Opening a door in South Africa

Md. donors help pay for youth's schooling


December 16, 2007|By Scott Calvert | Scott Calvert,Sun Foreign Reporter

DIEPSLOOT, South Africa -- Joshua Masekwameng stood outside his mother's shack absorbing the good news: His tuition for hotel management school next year would be paid in full, thanks to some generous strangers 8,000 miles away in Baltimore.

Two weeks ago, the 260 middle school students at St. Paul's School for Boys raised $1,573 for his education. That sum, coupled with contributions from individuals who had earlier read about him, will more than cover the $2,600 cost for the second year of his two-year diploma program.

"I won't make them regret what they've done for me," Joshua told me with a smile as bright as the morning sunshine. "I will work hard, and I will pass to make them proud."

It was outside this two-room shack that I first met Joshua two years ago while on assignment. He was living with his mother, a domestic worker in ill health, and relatives in this sprawling shantytown. Diepsloot began as a temporary "informal settlement," but with South Africa's dire housing shortage and poverty, it has taken on a rickety, squalid permanence.

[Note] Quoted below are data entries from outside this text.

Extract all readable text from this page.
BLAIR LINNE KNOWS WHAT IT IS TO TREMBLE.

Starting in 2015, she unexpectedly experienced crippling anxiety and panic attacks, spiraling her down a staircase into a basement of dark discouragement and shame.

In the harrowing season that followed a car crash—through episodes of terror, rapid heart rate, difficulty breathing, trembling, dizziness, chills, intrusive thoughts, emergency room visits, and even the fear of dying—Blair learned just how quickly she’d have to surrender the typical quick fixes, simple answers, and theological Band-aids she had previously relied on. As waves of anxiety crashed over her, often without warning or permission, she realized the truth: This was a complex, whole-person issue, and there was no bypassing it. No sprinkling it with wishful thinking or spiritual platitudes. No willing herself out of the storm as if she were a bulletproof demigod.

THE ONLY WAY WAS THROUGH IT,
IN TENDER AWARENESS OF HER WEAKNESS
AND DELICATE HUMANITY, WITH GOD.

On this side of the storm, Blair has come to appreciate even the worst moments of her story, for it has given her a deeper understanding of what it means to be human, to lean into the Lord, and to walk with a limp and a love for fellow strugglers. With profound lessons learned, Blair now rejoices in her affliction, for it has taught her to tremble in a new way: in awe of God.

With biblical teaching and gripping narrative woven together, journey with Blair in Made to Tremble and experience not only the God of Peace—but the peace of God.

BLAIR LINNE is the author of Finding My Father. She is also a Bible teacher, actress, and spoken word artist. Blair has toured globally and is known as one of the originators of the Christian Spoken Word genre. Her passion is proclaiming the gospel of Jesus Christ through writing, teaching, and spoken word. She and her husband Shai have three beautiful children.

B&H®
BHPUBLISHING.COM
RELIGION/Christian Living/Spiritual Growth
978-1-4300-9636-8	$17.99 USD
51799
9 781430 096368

Lacking electricity, Joshua used to study by candlelight, determined to pass the crucial 12th-grade nationwide exams. He did pass one year ago and is now midway through Rosebank College's hotel management course in Pretoria. At the moment he's keen on culinary studies and is thinking of training to become a chef.

Today's South Africa offers considerable opportunities for its black youth. Finding the money to capitalize on them can be a challenge, though. Joshua's uncle, Johannes Malahlela, is a big believer in education. He initially took on the burden of paying the Rosebank tab and has hosted Joshua during the school year. But he is also putting his late sister's daughter through school, and his clerk's salary is stretched to the limit.

"It's really been a struggle," he told me.

After I wrote an update on Joshua in April, several Sun readers contributed to his schooling. Before long, his first year's tuition was paid. The 2007 school year recently ended, and Joshua is now visiting Diepsloot, outside Johannesburg, for the holidays. He'll get his grades this week and feels sure he excelled.

His uncle told me one teacher called to praise his nephew's performance. The teacher wondered aloud why Joshua had done so well. "Through hard work," Malahlela said he quickly replied.

Among those moved by Joshua's story in April was Dorothy Scanlan, middle school librarian at St. Paul's. Her first thought was, where can I send a check? Her second was: "I work at a boys school where we all have so much. What a great thing it would be to have the boys raise money to help this one student who understands the value of what an education can do for him."

On Nov. 30, the middle school held a dress-down day where students got to leave their uniforms at home for a minimum donation of $2. They knew every penny would help Joshua, having heard a presentation about him from Scanlan.

Most boys gave $5 or more, and two gave $100. One of the big donors used $50 of his own money and borrowed the rest from his parents with a promise to work it off. The fundraiser brought in several hundred dollars more than the tuition tab, and Scanlan says Joshua should use that money for expenses such as transportation or perhaps to help buy a computer.

To Scanlan, the experience offers many valuable lessons: the importance of generosity; the benefits of connecting with others across vast distances and cultural divides, and the need for people to learn more about the world through the stories of individuals like Joshua.

"That kind of thing brings out the best in human beings," she said by phone last week. "He sounds like the kind of person who will, if he ever gets the chance, do something for someone else. It's got that ripple effect."